Page 49 of Lost and Lassoed

Maybe it was the way she talked about my kid like she was the sun. Maybe it was the way she looked in her stupid little sweat shorts and tank top. Maybe it was the way her breath felt on the back of my neck when we’d gone up to watch Riley sleeping.

Maybe it’s the way I realized that Teddy loved my family the same way I did. Maybe it was the fact that Teddy was so much more than I’d ever given her credit for, and I felt stupid for only just now realizing it.

So I set my coffee down and walked over to her. “Can I help you?” she said, confused.

Teddy’s always been a straight shooter, so I decided to give it to her straight. “I wanted to kiss you last night,” I said.

She looked at the floor. “I know,” she said. “I was there.”

“And I think you wanted to kiss me, too, Theodora.” God, I felt like I was sixteen. Teddy said nothing. I put my thumb under her chin and forced her blue eyes to mine.

“Let me?” I said softly. “Just once.”

Her eyes flicked to my lips, just like they had seven years ago, just like they had last night. I didn’t even think she realized she’d put her hands on my waist.

“Okay,” she said.

Wait, did she just sayokay? She was giving me permission to break the stupid rule she made up last night? Because of the unspoken rule we had broken years before? “Really?” I asked.

“Just don’t—” Teddy sighed. “Just don’t walk away again, okay?” My eyes stayed on her. Had I hurt her when I told her to forget about it? I could see it now, the way I fled the scene and left her outside, alone in the cold. Was that the reason that our mutual dislike had turned so bitter?

She rolled her eyes—there she is. “You better hurry up and do it before I change my mind.”

Teddy didn’t have to tell me twice. I brought my lips to hers—softly, tentatively. I just wanted to know what it felt like.
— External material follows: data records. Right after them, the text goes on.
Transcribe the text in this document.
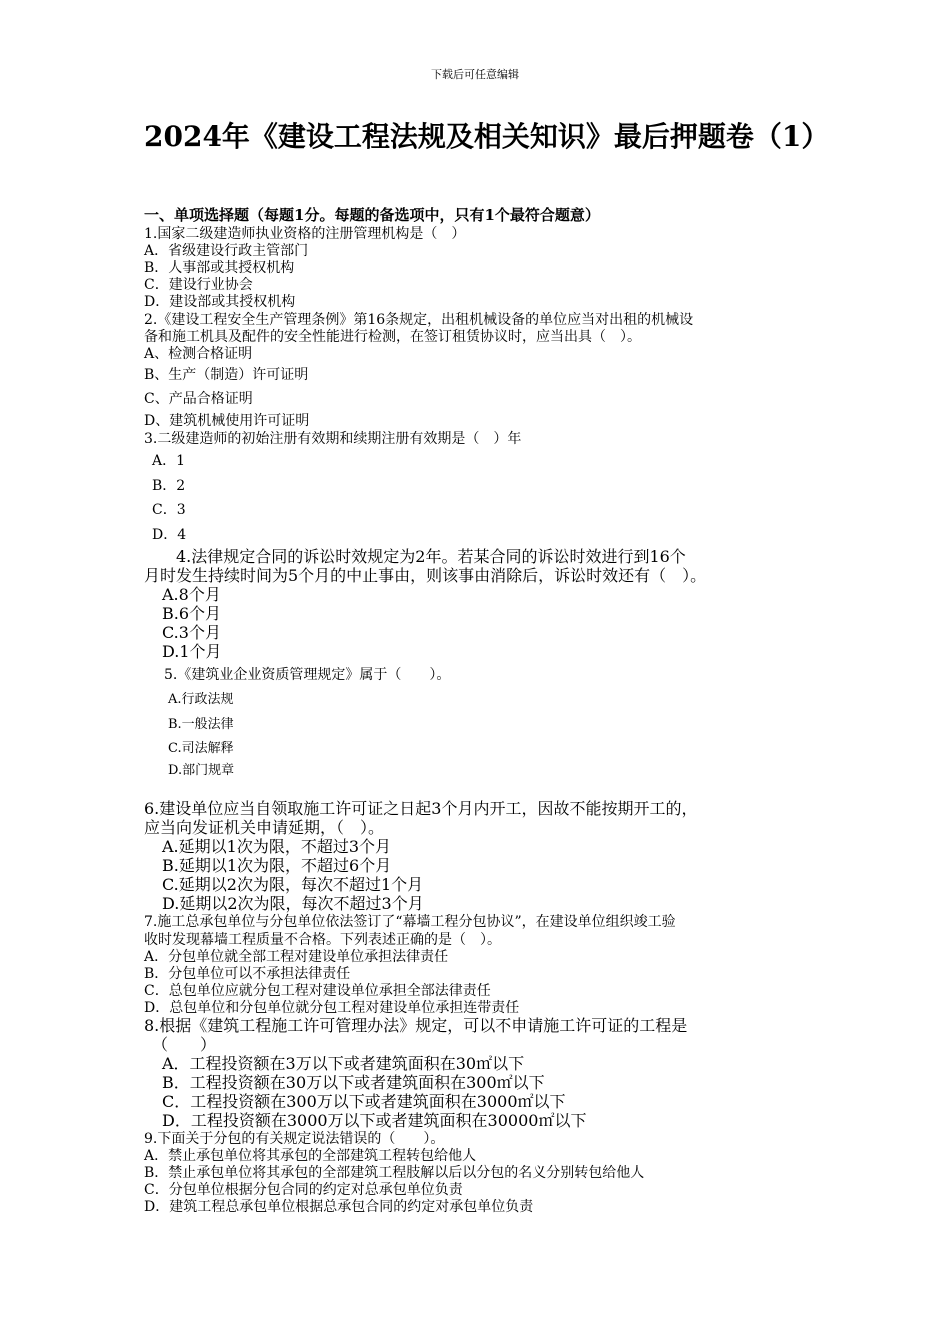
下载后可任意编辑
2024年《建设工程法规及相关知识》最后押题卷（1）
一、单项选择题（每题1分。每题的备选项中，只有1个最符合题意）
1.国家二级建造师执业资格的注册管理机构是（　）
A．省级建设行政主管部门
B．人事部或其授权机构
C．建设行业协会
D．建设部或其授权机构
2.《建设工程安全生产管理条例》第16条规定，出租机械设备的单位应当对出租的机械设
备和施工机具及配件的安全性能进行检测，在签订租赁协议时，应当出具（　）。
A、检测合格证明
B、生产（制造）许可证明
C、产品合格证明
D、建筑机械使用许可证明
3.二级建造师的初始注册有效期和续期注册有效期是（　）年
A．1
B．2
C．3
D．4
4.法律规定合同的诉讼时效规定为2年。若某合同的诉讼时效进行到16个
月时发生持续时间为5个月的中止事由，则该事由消除后，诉讼时效还有（　）。
A.8个月
B.6个月
C.3个月
D.1个月
5.《建筑业企业资质管理规定》属于（　　）。
A.行政法规
B.一般法律
C.司法解释
D.部门规章
6.建设单位应当自领取施工许可证之日起3个月内开工，因故不能按期开工的，
应当向发证机关申请延期，（　）。
A.延期以1次为限，不超过3个月
B.延期以1次为限，不超过6个月
C.延期以2次为限，每次不超过1个月
D.延期以2次为限，每次不超过3个月
7.施工总承包单位与分包单位依法签订了“幕墙工程分包协议”，在建设单位组织竣工验
收时发现幕墙工程质量不合格。下列表述正确的是（　）。
A．分包单位就全部工程对建设单位承担法律责任
B．分包单位可以不承担法律责任
C．总包单位应就分包工程对建设单位承担全部法律责任
D．总包单位和分包单位就分包工程对建设单位承担连带责任
8.根据《建筑工程施工许可管理办法》规定，可以不申请施工许可证的工程是
（　　）
A．工程投资额在3万以下或者建筑面积在30㎡以下
B．工程投资额在30万以下或者建筑面积在300㎡以下
C．工程投资额在300万以下或者建筑面积在3000㎡以下
D．工程投资额在3000万以下或者建筑面积在30000㎡以下
9.下面关于分包的有关规定说法错误的（　　）。
A．禁止承包单位将其承包的全部建筑工程转包给他人
B．禁止承包单位将其承包的全部建筑工程肢解以后以分包的名义分别转包给他人
C．分包单位根据分包合同的约定对总承包单位负责
D．建筑工程总承包单位根据总承包合同的约定对承包单位负责
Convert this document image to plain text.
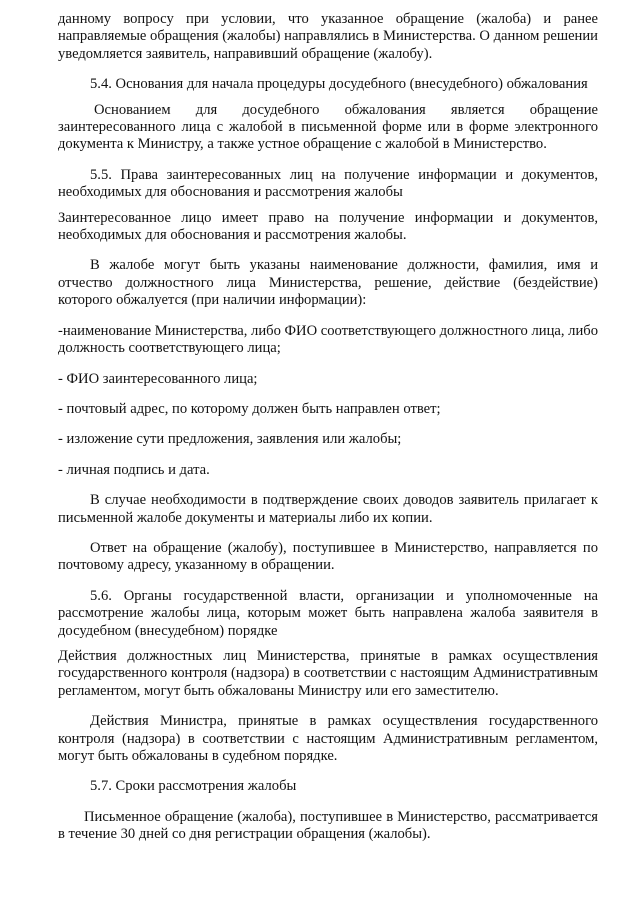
данному вопросу при условии, что указанное обращение (жалоба) и ранее направляемые обращения (жалобы) направлялись в Министерства. О данном решении уведомляется заявитель, направивший обращение (жалобу).

5.4. Основания для начала процедуры досудебного (внесудебного) обжалования

Основанием для досудебного обжалования является обращение заинтересованного лица с жалобой в письменной форме или в форме электронного документа к Министру, а также устное обращение с жалобой в Министерство.

5.5. Права заинтересованных лиц на получение информации и документов, необходимых для обоснования и рассмотрения жалобы

Заинтересованное лицо имеет право на получение информации и документов, необходимых для обоснования и рассмотрения жалобы.

В жалобе могут быть указаны наименование должности, фамилия, имя и отчество должностного лица Министерства, решение, действие (бездействие) которого обжалуется (при наличии информации):

-наименование Министерства, либо ФИО соответствующего должностного лица, либо должность соответствующего лица;

- ФИО заинтересованного лица;

- почтовый адрес, по которому должен быть направлен ответ;

- изложение сути предложения, заявления или жалобы;

- личная подпись и дата.

В случае необходимости в подтверждение своих доводов заявитель прилагает к письменной жалобе документы и материалы либо их копии.

Ответ на обращение (жалобу), поступившее в Министерство, направляется по почтовому адресу, указанному в обращении.

5.6. Органы государственной власти, организации и уполномоченные на рассмотрение жалобы лица, которым может быть направлена жалоба заявителя в досудебном (внесудебном) порядке

Действия должностных лиц Министерства, принятые в рамках осуществления государственного контроля (надзора) в соответствии с настоящим Административным регламентом, могут быть обжалованы Министру или его заместителю.

Действия Министра, принятые в рамках осуществления государственного контроля (надзора) в соответствии с настоящим Административным регламентом, могут быть обжалованы в судебном порядке.

5.7. Сроки рассмотрения жалобы

Письменное обращение (жалоба), поступившее в Министерство, рассматривается в течение 30 дней со дня регистрации обращения (жалобы).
It only lasted a few seconds, but it was enough—more than enough. It was easy. I pulled back, not wanting to press my luck, just in case she decided to slap me instead.

But the kiss—god, the kiss. It was soft and short, but it was all I needed to confirm that I hadn’t made up how good our first one had felt.

For the past seven years, I had convinced myself that our first kiss wasn’t as good as I remembered—that it couldn’t have been that good.

But it was.

And our second one was better. Because I knew Teddy now, and not just the Teddy that everyone else knew. I knew the Teddy that was just as fierce when she was soft and just as fun when she was comfortable. She was loyal and kind and funny. She was so much more than I ever knew. She surprised me—wanting to kiss her again surprised me.

And the thing that surprised me the most? I didn’t regret it one fucking bit.

I turned and walked back to the kitchen counter. I’d poured her a cup of coffee a few minutes ago. I slid it across the counter toward her.

She walked slowly toward the counter—like she was approaching a wild animal. When she picked up the coffee, she said, “I use this cup every morning.”

“I know,” I said. I didn’t know why she liked that one. I’d taken it from the Big House when I moved in here. I didn’t know how old it was, and it was chipped.

She took a sip of her coffee, which had that disgustingly sweet brown sugar creamer that she liked.

“So,” she said.

“So,” I responded.

She worried her bottom lip with her teeth, and I wanted to kiss her again. I didn’t know what was happening to me.

“You just kissed me,” she said finally.

That pulled a smile out of me. “Yeah,” I said. “I know. I was there.”

Teddy huffed. “Were you? Are you sure it wasn’t your evil twin who’s starting to stir shit up? Or maybe you’re sleepwalking? Or maybe you’ve actually been possessed by one of the Devil’s Boot demons and you have no control over your body…”

She trailed off, and I shook my head. “You’re insane, Teddy baby,” I said, letting a nickname roll off my tongue. “I’ve got to go to work.” I stepped closer and moved her copper hair behind her shoulder. “I’ll see you later.”

“Oh yeah?” Teddy said, and I stayed where I was. “How can I be sure you’re not going to change your mind, make me keep a secret for seven years, and act like you can’t stand me?”